Кстати, здесь он исполнил одну свою давнюю мечту. Ну кто бы подумал, что на восточном базаре можно найти классическую европейскую трость-шпагу? А именно ее отец и откопал под завалами клинков в третьей по счету лавке. Шафт[34] из ливанского кедра, набалдашник слоновой кости, отделанный темным серебром. И острый, как бритва клинок верных семидесяти сантиметров в длину — не пижонский шампур, а полноценное лезвие, которым одинаково удобно и рубить и колоть. Иссиня-черный, прихотливо исчерченный темно-серыми разводами дамаскатуры металл не портила ни гравировка, ни позолота. Заточка была полуторной — с одной стороны клинок посверкивал бритвенной остротой почти до самой рукояти, а с другой — лишь на первую треть своей длины. Отец несколько раз крутанул им перед собой в «мулинэ» — араб-торговец одобрительно смотрел, а потом скинул десять драхм от запрошенной цены…
Дома нас ждал долгожданный сюрприз в виде записки из гостевого дома монастыря св. Фёклы. Матушка-настоятельница вернулась, наконец, из Дамаска (лично я вижу в таком совпадении знак судьбы) и примет нас завтра вечером, после чтения апостола. Еще бы знать, что это значит: и спросить нельзя (заподозрят, не проверят, а как же — у паломника все эти премудрости от зубов должны отскакивать!), и опаздывать не хочется — кто ее знает, эту матушку— настоятельницу; вдруг обидится и промурыжит еще недели две?

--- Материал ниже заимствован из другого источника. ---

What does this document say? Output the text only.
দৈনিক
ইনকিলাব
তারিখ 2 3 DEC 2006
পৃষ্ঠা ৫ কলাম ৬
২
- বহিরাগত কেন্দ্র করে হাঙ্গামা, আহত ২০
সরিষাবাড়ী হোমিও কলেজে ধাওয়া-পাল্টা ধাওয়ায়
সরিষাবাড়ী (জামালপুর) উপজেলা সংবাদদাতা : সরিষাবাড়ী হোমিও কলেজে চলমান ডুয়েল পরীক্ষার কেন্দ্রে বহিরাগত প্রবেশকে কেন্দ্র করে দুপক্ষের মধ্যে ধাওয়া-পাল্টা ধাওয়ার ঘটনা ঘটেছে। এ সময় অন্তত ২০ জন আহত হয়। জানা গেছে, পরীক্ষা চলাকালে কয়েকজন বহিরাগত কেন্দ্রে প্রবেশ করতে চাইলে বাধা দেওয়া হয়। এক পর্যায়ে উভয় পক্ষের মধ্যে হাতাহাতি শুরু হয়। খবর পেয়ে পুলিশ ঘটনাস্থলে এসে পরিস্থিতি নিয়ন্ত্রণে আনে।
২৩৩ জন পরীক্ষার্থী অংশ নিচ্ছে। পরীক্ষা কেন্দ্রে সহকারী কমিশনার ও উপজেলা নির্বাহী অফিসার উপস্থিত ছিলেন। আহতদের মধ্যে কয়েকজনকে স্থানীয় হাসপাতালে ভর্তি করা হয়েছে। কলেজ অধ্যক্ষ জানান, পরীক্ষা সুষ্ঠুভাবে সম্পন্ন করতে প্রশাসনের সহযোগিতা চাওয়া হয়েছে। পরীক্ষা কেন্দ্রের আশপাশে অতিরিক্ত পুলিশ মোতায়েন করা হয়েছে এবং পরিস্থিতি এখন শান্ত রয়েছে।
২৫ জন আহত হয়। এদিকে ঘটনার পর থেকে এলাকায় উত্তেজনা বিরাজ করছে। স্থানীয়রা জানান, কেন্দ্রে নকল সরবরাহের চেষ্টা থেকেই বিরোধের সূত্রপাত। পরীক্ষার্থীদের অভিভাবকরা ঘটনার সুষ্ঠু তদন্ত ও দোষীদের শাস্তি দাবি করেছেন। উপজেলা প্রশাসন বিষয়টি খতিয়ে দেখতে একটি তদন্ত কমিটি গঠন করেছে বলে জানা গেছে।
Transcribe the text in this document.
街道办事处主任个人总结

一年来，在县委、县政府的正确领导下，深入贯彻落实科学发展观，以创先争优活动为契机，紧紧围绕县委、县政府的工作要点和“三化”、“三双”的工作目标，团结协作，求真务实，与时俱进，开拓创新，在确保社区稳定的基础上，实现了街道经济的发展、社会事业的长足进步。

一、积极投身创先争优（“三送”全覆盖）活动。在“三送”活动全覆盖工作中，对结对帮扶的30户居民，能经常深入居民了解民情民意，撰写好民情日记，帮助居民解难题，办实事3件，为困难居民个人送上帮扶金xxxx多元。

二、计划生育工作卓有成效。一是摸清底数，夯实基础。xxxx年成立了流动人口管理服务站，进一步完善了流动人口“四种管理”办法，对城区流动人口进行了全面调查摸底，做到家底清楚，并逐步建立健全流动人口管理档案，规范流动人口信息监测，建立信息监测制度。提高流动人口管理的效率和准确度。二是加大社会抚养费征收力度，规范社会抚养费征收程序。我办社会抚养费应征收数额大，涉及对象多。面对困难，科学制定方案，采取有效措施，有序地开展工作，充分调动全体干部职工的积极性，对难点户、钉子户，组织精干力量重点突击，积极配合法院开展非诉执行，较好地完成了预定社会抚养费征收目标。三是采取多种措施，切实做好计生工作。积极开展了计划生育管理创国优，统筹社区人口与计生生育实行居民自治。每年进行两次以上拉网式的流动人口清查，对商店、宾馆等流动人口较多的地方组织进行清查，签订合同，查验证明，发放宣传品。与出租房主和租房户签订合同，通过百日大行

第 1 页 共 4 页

Ну да ничего, как-нибудь прорвемся. И очень кстати тут придется наш сосед, который лейб-улан. Он, хоть и паломник, а мужик здоровенный — и, в рассуждении своего лейбгвардейского прошлого, хлебного вина не чурается. Вот он нам все и обскажет. Сам не знает — у спутниц своих выяснит, тем-то точно все ведомо. Вообще — правильный мужик. Вчера вечером они с отцом разговорились у дома — выяснилось, что Антип (так зовут отставного лейбгвардейца) направился в Сирию больше от безысходности, чем от православного рвения. Нет, он, конечно, человек глубоко верующий, но… благочестие — это не его, сразу видно. Выйдя со службы Антип порывался сначала открыть лавочку (гвардии отставные не бедствуют, жалованье в полку на уровне, да и пенсиона за крестик, полученный в Балканской кампании вполне хватало на пропитание), однако с торговлей не заладилось. Жил бобылём — хотя жену найти не представлялось проблемой: мужик видный, гвардеец, да и карманы не пусты. Мало ли в Рязани веселых вдовушек?